Very different. Izzy's character arc evolved in a way that I had not planned. I hope fans are satisfied with how her story ends. I sure am.


Loni:

If you could describe the trilogy in one wildly terrible and inaccurate sentence, what would it be?


Celia:

"Foolhardy, cake-obsessed girl falls in love with a werewolf because wolves are cool and so is cake."


Loni:

And what is it, really?


Celia:

"A girl breaks free of the bonds of her ancestor's past transgressions and seeks to right their wrongs by any means possible."


Loni:

Love it. Your protagonist, Izzy: she’s fierce and fun, but she’s also very complex.
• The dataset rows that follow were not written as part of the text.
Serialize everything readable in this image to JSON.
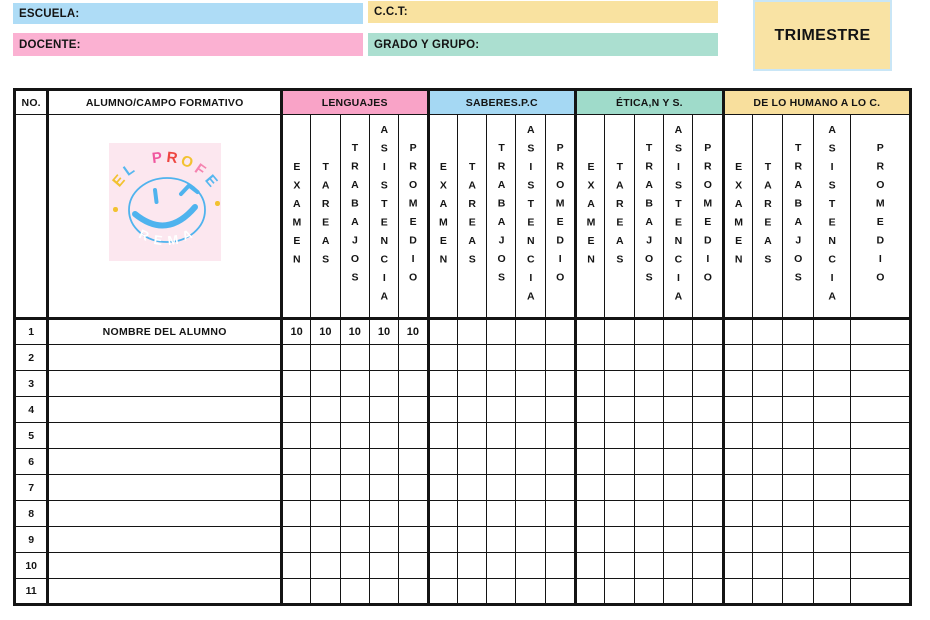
{
  "top_fields": {
    "escuela": {
      "label": "ESCUELA:",
      "value": "",
      "color": "#aedcf6"
    },
    "cct": {
      "label": "C.C.T:",
      "value": "",
      "color": "#f9e2a0"
    },
    "docente": {
      "label": "DOCENTE:",
      "value": "",
      "color": "#fbb1d2"
    },
    "grado": {
      "label": "GRADO Y GRUPO:",
      "value": "",
      "color": "#abdfd0"
    }
  },
  "trimestre": {
    "label": "TRIMESTRE",
    "color": "#f9e3a4"
  },
  "table": {
    "no_header": "NO.",
    "alumno_header": "ALUMNO/CAMPO FORMATIVO",
    "sections": [
      {
        "label": "LENGUAJES",
        "color": "#f9a3c7"
      },
      {
        "label": "SABERES.P.C",
        "color": "#a5d8f3"
      },
      {
        "label": "ÉTICA,N Y S.",
        "color": "#9fdbca"
      },
      {
        "label": "DE LO HUMANO A LO C.",
        "color": "#f8df9d"
      }
    ],
    "sub_columns": [
      "EXAMEN",
      "TAREAS",
      "TRABAJOS",
      "ASISTENCIA",
      "PROMEDIO"
    ],
    "rows": [
      {
        "no": "1",
        "name": "NOMBRE DEL ALUMNO",
        "scores": [
          "10",
          "10",
          "10",
          "10",
          "10",
          "",
          "",
          "",
          "",
          "",
          "",
          "",
          "",
          "",
          "",
          "",
          "",
          "",
          "",
          ""
        ]
      },
      {
        "no": "2",
        "name": "",
        "scores": []
      },
      {
        "no": "3",
        "name": "",
        "scores": []
      },
      {
        "no": "4",
        "name": "",
        "scores": []
      },
      {
        "no": "5",
        "name": "",
        "scores": []
      },
      {
        "no": "6",
        "name": "",
        "scores": []
      },
      {
        "no": "7",
        "name": "",
        "scores": []
      },
      {
        "no": "8",
        "name": "",
        "scores": []
      },
      {
        "no": "9",
        "name": "",
        "scores": []
      },
      {
        "no": "10",
        "name": "",
        "scores": []
      },
      {
        "no": "11",
        "name": "",
        "scores": []
      }
    ]
  },
  "logo": {
    "background": "#fce7ef",
    "face_color": "#4fb3ee",
    "dot_color": "#f2c230",
    "top_text": "EL PROFE",
    "bottom_text": "REMA",
    "top_letters": [
      {
        "ch": "E",
        "color": "#f2c230"
      },
      {
        "ch": "L",
        "color": "#56b7ef"
      },
      {
        "ch": " ",
        "color": "#000000"
      },
      {
        "ch": "P",
        "color": "#f0579f"
      },
      {
        "ch": "R",
        "color": "#ee4540"
      },
      {
        "ch": "O",
        "color": "#f2c230"
      },
      {
        "ch": "F",
        "color": "#f584b0"
      },
      {
        "ch": "E",
        "color": "#56b7ef"
      }
    ],
    "bottom_letters": [
      {
        "ch": "R",
        "color": "#ffffff"
      },
      {
        "ch": "E",
        "color": "#ffffff"
      },
      {
        "ch": "M",
        "color": "#ffffff"
      },
      {
        "ch": "A",
        "color": "#ffffff"
      }
    ]
  }
}
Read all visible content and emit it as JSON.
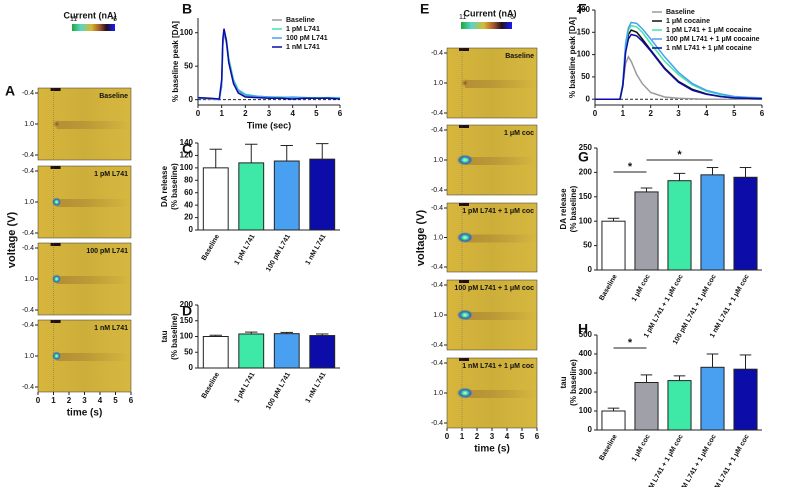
{
  "chart_data": [
    {
      "type": "heatmap",
      "label": "A",
      "colorbar_title": "Current (nA)",
      "colorbar_ticks": [
        11,
        -6
      ],
      "panels": [
        "Baseline",
        "1 pM L741",
        "100 pM L741",
        "1 nM L741"
      ],
      "yticks": [
        -0.4,
        {
          "value": 1,
          "label": "1.0"
        },
        -0.4
      ],
      "xlim": [
        0,
        6
      ],
      "xticks": [
        0,
        1,
        2,
        3,
        4,
        5,
        6
      ],
      "xlabel": "time (s)",
      "ylabel": "voltage (V)"
    },
    {
      "type": "line",
      "label": "B",
      "ylabel": "% baseline peak [DA]",
      "xlabel": "Time (sec)",
      "legend": "upper right",
      "zero_line": true,
      "xlim": [
        0,
        6
      ],
      "xticks": [
        0,
        1,
        2,
        3,
        4,
        5,
        6
      ],
      "ylim": [
        -8,
        122
      ],
      "yticks": [
        0,
        50,
        100
      ],
      "x": [
        0,
        0.5,
        0.9,
        1.0,
        1.05,
        1.1,
        1.2,
        1.3,
        1.5,
        1.7,
        2,
        2.5,
        3,
        3.5,
        4,
        4.5,
        5,
        5.5,
        6
      ],
      "series": [
        {
          "name": "Baseline",
          "color": "#9a9a9a",
          "values": [
            2,
            1,
            0,
            20,
            80,
            100,
            85,
            55,
            25,
            12,
            6,
            4,
            3,
            3,
            2,
            3,
            2,
            2,
            2
          ]
        },
        {
          "name": "1 pM L741",
          "color": "#3ee8a6",
          "values": [
            3,
            2,
            1,
            25,
            85,
            104,
            90,
            62,
            30,
            15,
            8,
            5,
            4,
            4,
            3,
            3,
            3,
            3,
            3
          ]
        },
        {
          "name": "100 pM L741",
          "color": "#4aa0f0",
          "values": [
            2,
            2,
            0,
            22,
            82,
            102,
            87,
            58,
            28,
            14,
            7,
            5,
            4,
            3,
            4,
            3,
            2,
            3,
            2
          ]
        },
        {
          "name": "1 nM L741",
          "color": "#0c0ca8",
          "values": [
            3,
            2,
            1,
            30,
            90,
            106,
            88,
            55,
            24,
            10,
            4,
            3,
            2,
            2,
            1,
            2,
            2,
            2,
            1
          ]
        }
      ]
    },
    {
      "type": "bar",
      "label": "C",
      "ylabel": "DA release\n(% baseline)",
      "ylim": [
        0,
        140
      ],
      "yticks": [
        0,
        20,
        40,
        60,
        80,
        100,
        120,
        140
      ],
      "categories": [
        "Baseline",
        "1 pM L741",
        "100 pM L741",
        "1 nM L741"
      ],
      "values": [
        100,
        108,
        111,
        114
      ],
      "errors": [
        30,
        30,
        25,
        25
      ],
      "colors": [
        "#ffffff",
        "#3ee8a6",
        "#4aa0f0",
        "#0c0ca8"
      ]
    },
    {
      "type": "bar",
      "label": "D",
      "ylabel": "tau\n(% baseline)",
      "ylim": [
        0,
        200
      ],
      "yticks": [
        0,
        50,
        100,
        150,
        200
      ],
      "categories": [
        "Baseline",
        "1 pM L741",
        "100 pM L741",
        "1 nM L741"
      ],
      "values": [
        100,
        108,
        109,
        103
      ],
      "errors": [
        4,
        6,
        4,
        5
      ],
      "colors": [
        "#ffffff",
        "#3ee8a6",
        "#4aa0f0",
        "#0c0ca8"
      ]
    },
    {
      "type": "heatmap",
      "label": "E",
      "colorbar_title": "Current (nA)",
      "colorbar_ticks": [
        11,
        -6
      ],
      "panels": [
        "Baseline",
        "1 μM coc",
        "1 pM L741 + 1 μM coc",
        "100 pM L741 + 1 μM coc",
        "1 nM L741 + 1 μM coc"
      ],
      "yticks": [
        -0.4,
        {
          "value": 1,
          "label": "1.0"
        },
        -0.4
      ],
      "xlim": [
        0,
        6
      ],
      "xticks": [
        0,
        1,
        2,
        3,
        4,
        5,
        6
      ],
      "xlabel": "time (s)",
      "ylabel": "voltage (V)"
    },
    {
      "type": "line",
      "label": "F",
      "ylabel": "% baseline peak [DA]",
      "legend": "upper right",
      "zero_line": true,
      "xlim": [
        0,
        6
      ],
      "xticks": [
        0,
        1,
        2,
        3,
        4,
        5,
        6
      ],
      "ylim": [
        -13,
        200
      ],
      "yticks": [
        0,
        50,
        100,
        150,
        200
      ],
      "x": [
        0,
        0.5,
        0.9,
        1.0,
        1.1,
        1.2,
        1.3,
        1.5,
        1.7,
        2,
        2.5,
        3,
        3.5,
        4,
        4.5,
        5,
        5.5,
        6
      ],
      "series": [
        {
          "name": "Baseline",
          "color": "#9a9a9a",
          "values": [
            0,
            0,
            0,
            30,
            80,
            95,
            85,
            55,
            35,
            15,
            5,
            2,
            1,
            0,
            0,
            0,
            0,
            0
          ]
        },
        {
          "name": "1 μM cocaine",
          "color": "#111111",
          "values": [
            0,
            0,
            0,
            30,
            110,
            145,
            155,
            150,
            135,
            110,
            70,
            40,
            22,
            12,
            6,
            3,
            2,
            1
          ]
        },
        {
          "name": "1 pM L741 + 1 μM cocaine",
          "color": "#3ee8a6",
          "values": [
            0,
            0,
            0,
            35,
            120,
            155,
            165,
            162,
            150,
            125,
            85,
            55,
            32,
            18,
            10,
            5,
            3,
            2
          ]
        },
        {
          "name": "100 pM L741 + 1 μM cocaine",
          "color": "#4aa0f0",
          "values": [
            0,
            0,
            0,
            35,
            125,
            160,
            172,
            170,
            158,
            135,
            95,
            60,
            35,
            20,
            12,
            6,
            4,
            3
          ]
        },
        {
          "name": "1 nM L741 + 1 μM cocaine",
          "color": "#0c0ca8",
          "values": [
            0,
            0,
            0,
            30,
            105,
            135,
            145,
            142,
            130,
            108,
            68,
            38,
            20,
            11,
            6,
            3,
            2,
            1
          ]
        }
      ]
    },
    {
      "type": "bar",
      "label": "G",
      "ylabel": "DA release\n(% baseline)",
      "ylim": [
        0,
        250
      ],
      "yticks": [
        0,
        50,
        100,
        150,
        200,
        250
      ],
      "categories": [
        "Baseline",
        "1 μM coc",
        "1 pM L741 + 1 μM coc",
        "100 pM L741 + 1 μM coc",
        "1 nM L741 + 1 μM coc"
      ],
      "values": [
        100,
        160,
        183,
        195,
        190
      ],
      "errors": [
        6,
        8,
        15,
        15,
        20
      ],
      "colors": [
        "#ffffff",
        "#a0a0a8",
        "#3ee8a6",
        "#4aa0f0",
        "#0c0ca8"
      ],
      "annotations": [
        "*",
        "*"
      ]
    },
    {
      "type": "bar",
      "label": "H",
      "ylabel": "tau\n(% baseline)",
      "ylim": [
        0,
        500
      ],
      "yticks": [
        0,
        100,
        200,
        300,
        400,
        500
      ],
      "categories": [
        "Baseline",
        "1 μM coc",
        "1 pM L741 + 1 μM coc",
        "100 pM L741 + 1 μM coc",
        "1 nM L741 + 1 μM coc"
      ],
      "values": [
        100,
        250,
        260,
        330,
        320
      ],
      "errors": [
        15,
        40,
        25,
        70,
        75
      ],
      "colors": [
        "#ffffff",
        "#a0a0a8",
        "#3ee8a6",
        "#4aa0f0",
        "#0c0ca8"
      ],
      "annotations": [
        "*"
      ]
    }
  ]
}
There’s a depth to her that makes her almost impossible not to root for. How did you go about crafting her?


Celia:

As with all of my protagonists, I build them with a piece of myself. Maybe even a great chunk. It's a little frightening to put something like mental illness into a story, but Izzy's anxiety branches from my own, and I hope to teach people that maybe it's not something you can overcome, but it is something you can control. I can't say that I'd willingly turn into a cursed wolf for a boy, but I do know that I always will fight for what is right and stand up for those who cannot stand up for themselves.


Loni:

That’s such an admirable motive, fighting for neurodiversity representation. And it doesn’t stop with Izzy! You achieved this wonderful thing that takes an enormous amount of practice to do: you made every character feel like a person. What advice do you have for writers who struggle to write compelling, believable characters?


Celia:

This type of question always gets me because I am constantly learning and educating myself on the art of writing. As I stated earlier, my characters are an extension of myself. Not only did I write them to push and pull Izzy, but because they all add something to the story, whether it’s to challenge her or to give her a shoulder to lean on. Write your side characters as the friends you would want or already have in real life. Not everybody is perfect, remember that. Even the good guys. Flaws are what make your creations realistic and give the reader something to relate to.


Loni:

With one book left to go, what are you planning to do next? Any chance for a spin-off series?


Celia:

I believe that chapter of my life is completed and Izzy and Fray and all her friends have come to a conclusion that I hope everyone can nod their heads to. I have far too many ideas and projects planned so no immediate spin-offs are in the works.


Loni:

Aw, poo. Well, we’ll close with a fun one. If you could shift into any animal, what would it be? (And don’t say wolf, because that’s cheating!)


Celia:

No wolf? Are you serious? Do you even know me though? Okay, fine. If I did have to choose one other than a wolf, it would be a crow. They are smart and sassy af, and I love them to death.